Here's the recent opinion of McMaster University (referring to the AC licence, but applicable to any licence):
Q6. Will the licence agreement limit the ability of those covered by the licence agreement to
communicate with colleagues from other institutions?
A6. When discussing what any person can or cannot do with a copyright-protected work,
statutory exceptions, including fair dealing, will always trump the terms of a licence agreement.
[my empasis ] If a certain use of a copyright work is allowed under the Copyright Act, then such act will be
allowed despite any language in the licence agreement to the contrary.

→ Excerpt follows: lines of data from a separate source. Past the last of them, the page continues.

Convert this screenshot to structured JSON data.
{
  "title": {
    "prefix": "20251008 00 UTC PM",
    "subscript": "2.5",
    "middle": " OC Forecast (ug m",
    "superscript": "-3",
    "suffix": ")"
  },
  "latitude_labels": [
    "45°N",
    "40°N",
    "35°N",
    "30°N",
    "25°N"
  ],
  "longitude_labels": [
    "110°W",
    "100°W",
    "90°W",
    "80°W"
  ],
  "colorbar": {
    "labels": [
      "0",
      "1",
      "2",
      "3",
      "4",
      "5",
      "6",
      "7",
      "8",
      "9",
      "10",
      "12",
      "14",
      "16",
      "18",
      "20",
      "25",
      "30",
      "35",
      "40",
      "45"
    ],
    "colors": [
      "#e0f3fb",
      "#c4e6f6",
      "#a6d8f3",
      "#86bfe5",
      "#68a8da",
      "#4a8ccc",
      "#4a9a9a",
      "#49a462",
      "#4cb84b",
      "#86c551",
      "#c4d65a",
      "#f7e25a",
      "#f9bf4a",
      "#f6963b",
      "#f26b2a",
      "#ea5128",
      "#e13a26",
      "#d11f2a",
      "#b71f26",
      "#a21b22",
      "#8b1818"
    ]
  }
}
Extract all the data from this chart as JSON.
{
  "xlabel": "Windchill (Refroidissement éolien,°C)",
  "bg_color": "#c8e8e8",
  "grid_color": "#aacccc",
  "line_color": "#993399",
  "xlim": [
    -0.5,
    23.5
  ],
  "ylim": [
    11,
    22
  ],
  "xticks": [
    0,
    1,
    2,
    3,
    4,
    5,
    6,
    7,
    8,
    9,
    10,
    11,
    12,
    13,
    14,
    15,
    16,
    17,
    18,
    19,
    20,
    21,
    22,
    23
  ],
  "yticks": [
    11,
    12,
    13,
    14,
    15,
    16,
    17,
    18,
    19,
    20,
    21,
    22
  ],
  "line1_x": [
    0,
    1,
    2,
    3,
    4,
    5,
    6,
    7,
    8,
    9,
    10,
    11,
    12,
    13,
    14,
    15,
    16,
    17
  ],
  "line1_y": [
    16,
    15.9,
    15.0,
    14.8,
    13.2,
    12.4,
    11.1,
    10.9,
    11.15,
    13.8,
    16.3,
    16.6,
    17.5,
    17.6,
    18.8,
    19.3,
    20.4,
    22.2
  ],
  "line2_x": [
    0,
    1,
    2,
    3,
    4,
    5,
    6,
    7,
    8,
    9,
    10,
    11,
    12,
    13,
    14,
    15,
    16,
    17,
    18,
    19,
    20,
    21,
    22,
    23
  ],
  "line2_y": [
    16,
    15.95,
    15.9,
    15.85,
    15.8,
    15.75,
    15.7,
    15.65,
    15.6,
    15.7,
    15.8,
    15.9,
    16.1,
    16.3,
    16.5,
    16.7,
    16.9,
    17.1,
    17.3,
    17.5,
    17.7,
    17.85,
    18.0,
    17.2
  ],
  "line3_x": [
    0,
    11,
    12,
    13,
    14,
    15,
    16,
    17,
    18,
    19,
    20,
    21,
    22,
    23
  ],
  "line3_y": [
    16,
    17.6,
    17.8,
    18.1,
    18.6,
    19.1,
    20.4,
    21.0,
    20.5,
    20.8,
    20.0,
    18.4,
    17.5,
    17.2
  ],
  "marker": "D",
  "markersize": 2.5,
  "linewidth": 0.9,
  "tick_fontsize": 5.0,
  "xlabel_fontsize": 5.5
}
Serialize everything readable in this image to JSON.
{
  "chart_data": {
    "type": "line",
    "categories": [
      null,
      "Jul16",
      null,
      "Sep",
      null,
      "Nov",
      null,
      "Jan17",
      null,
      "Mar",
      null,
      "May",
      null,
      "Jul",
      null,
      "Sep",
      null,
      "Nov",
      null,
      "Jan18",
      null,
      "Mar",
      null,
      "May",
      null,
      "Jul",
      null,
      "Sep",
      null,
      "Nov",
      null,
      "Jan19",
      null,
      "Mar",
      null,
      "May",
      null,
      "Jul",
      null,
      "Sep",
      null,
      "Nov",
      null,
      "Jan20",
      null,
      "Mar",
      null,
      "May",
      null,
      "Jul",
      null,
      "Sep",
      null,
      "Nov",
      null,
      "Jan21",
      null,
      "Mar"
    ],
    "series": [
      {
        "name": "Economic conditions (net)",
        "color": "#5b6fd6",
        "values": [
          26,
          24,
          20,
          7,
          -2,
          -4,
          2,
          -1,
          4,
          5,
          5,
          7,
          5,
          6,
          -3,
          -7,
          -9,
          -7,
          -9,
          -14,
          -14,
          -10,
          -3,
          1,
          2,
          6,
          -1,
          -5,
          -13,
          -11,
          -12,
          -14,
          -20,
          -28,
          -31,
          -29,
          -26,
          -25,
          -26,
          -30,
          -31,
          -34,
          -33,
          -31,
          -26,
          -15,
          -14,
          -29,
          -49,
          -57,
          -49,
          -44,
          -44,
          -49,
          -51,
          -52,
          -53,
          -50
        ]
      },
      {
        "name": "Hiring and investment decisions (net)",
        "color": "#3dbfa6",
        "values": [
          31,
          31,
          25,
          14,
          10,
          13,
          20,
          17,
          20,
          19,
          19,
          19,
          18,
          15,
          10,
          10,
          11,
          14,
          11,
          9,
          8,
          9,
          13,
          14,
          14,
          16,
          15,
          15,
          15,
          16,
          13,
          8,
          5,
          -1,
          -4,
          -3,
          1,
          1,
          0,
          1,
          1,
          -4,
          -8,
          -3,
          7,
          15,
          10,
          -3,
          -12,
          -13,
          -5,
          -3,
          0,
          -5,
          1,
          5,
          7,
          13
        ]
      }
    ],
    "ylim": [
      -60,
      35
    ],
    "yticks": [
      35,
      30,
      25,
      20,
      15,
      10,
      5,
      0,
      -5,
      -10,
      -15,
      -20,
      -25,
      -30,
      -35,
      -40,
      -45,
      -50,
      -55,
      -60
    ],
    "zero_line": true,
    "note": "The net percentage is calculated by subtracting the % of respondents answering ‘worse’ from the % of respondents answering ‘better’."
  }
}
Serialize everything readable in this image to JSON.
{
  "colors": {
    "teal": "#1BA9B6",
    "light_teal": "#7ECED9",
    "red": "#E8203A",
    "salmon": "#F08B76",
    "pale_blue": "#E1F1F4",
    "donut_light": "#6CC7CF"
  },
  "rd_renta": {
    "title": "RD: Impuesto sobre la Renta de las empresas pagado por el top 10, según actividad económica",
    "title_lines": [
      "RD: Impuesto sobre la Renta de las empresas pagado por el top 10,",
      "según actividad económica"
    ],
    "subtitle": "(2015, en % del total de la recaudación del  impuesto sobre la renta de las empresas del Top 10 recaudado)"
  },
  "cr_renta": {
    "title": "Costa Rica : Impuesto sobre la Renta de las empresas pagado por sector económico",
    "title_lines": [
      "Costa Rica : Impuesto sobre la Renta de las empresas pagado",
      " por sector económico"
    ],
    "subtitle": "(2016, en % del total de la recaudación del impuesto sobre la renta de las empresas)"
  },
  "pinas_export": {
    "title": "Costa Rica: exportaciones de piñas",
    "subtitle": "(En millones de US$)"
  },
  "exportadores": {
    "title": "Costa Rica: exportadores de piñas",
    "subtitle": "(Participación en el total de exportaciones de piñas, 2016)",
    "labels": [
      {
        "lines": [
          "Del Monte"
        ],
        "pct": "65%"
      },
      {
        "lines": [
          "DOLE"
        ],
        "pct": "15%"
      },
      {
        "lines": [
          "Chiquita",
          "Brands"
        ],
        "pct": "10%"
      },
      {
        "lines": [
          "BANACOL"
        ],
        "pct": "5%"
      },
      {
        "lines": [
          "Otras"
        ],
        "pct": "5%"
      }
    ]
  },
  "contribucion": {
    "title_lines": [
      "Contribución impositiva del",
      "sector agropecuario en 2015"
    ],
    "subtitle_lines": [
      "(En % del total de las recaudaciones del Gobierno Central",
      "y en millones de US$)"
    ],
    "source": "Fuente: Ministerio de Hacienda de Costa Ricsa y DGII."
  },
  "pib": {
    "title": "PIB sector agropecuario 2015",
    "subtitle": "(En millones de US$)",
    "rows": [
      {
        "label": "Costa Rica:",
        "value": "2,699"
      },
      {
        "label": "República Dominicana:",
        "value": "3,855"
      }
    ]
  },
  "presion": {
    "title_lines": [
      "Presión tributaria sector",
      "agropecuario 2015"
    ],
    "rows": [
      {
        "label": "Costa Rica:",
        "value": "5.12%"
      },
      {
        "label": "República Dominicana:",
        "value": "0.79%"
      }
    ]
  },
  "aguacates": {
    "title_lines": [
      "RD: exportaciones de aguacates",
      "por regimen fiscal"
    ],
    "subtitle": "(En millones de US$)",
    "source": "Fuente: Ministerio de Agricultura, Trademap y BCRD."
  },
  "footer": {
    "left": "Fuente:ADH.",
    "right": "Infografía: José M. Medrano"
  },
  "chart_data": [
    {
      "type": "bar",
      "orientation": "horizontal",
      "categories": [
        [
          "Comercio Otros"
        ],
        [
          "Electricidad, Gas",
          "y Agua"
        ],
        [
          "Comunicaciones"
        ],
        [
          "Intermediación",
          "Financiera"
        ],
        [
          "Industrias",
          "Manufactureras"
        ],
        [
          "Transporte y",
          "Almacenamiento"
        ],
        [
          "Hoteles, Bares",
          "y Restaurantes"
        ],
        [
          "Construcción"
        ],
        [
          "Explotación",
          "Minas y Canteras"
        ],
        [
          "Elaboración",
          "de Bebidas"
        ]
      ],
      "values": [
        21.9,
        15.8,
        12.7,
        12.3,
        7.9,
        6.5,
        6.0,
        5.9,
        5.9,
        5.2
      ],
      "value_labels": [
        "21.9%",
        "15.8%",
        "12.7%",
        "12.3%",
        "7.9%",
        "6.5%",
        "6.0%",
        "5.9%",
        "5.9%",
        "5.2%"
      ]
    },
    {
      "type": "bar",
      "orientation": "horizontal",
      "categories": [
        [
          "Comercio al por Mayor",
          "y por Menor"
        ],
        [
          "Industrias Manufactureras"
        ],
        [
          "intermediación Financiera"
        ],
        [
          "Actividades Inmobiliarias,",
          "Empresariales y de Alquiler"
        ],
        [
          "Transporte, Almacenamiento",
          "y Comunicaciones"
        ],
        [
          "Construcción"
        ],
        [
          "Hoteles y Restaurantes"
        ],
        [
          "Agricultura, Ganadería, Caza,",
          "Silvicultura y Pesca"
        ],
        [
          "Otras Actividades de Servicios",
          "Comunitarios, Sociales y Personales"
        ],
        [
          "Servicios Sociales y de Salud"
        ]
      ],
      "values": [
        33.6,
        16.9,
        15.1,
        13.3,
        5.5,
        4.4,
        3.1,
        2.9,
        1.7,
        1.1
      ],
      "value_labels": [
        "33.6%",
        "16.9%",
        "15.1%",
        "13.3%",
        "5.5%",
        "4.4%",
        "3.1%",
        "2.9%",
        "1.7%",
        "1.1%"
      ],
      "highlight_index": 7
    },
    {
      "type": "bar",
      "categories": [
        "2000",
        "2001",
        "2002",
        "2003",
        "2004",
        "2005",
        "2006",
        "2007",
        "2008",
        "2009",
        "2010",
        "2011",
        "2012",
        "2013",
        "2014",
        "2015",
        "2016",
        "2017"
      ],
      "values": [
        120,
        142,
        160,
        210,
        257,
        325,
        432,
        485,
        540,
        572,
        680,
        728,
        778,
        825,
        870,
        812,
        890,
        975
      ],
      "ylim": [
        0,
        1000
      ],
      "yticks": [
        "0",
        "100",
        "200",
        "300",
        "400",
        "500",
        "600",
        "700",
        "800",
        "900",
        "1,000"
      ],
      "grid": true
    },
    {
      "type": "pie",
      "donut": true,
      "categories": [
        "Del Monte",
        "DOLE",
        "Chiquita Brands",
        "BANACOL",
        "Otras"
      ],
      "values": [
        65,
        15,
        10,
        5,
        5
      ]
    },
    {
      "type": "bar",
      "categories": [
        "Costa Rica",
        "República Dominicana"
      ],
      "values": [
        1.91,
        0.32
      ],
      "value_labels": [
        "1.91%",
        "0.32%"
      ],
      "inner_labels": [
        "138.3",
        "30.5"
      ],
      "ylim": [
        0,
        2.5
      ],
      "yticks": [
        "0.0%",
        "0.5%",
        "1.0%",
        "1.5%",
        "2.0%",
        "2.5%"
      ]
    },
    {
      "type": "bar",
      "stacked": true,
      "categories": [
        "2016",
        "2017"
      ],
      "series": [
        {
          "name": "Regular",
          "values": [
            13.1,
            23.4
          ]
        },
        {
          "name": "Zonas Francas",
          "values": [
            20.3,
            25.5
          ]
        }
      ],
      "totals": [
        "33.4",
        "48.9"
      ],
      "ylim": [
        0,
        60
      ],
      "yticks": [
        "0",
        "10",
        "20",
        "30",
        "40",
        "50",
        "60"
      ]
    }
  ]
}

In other words, the licence agreement will not limit what a student, staff or faculty member can
do pursuant to the fair dealing exceptions under the Copyright Act. For example, if a faculty
member requires a copy of a periodical article for his or her research, the faculty member would
be able to copy the article and transmit it to a colleague with whom the faculty member is
collaborating in the research.
Faculty and students should feel at ease exercising their fair dealing rights. The Supreme Court of Canada has reaffirmed our rights and further stated that fair dealin "MUST" be interpreted in a "large and liberal"manner.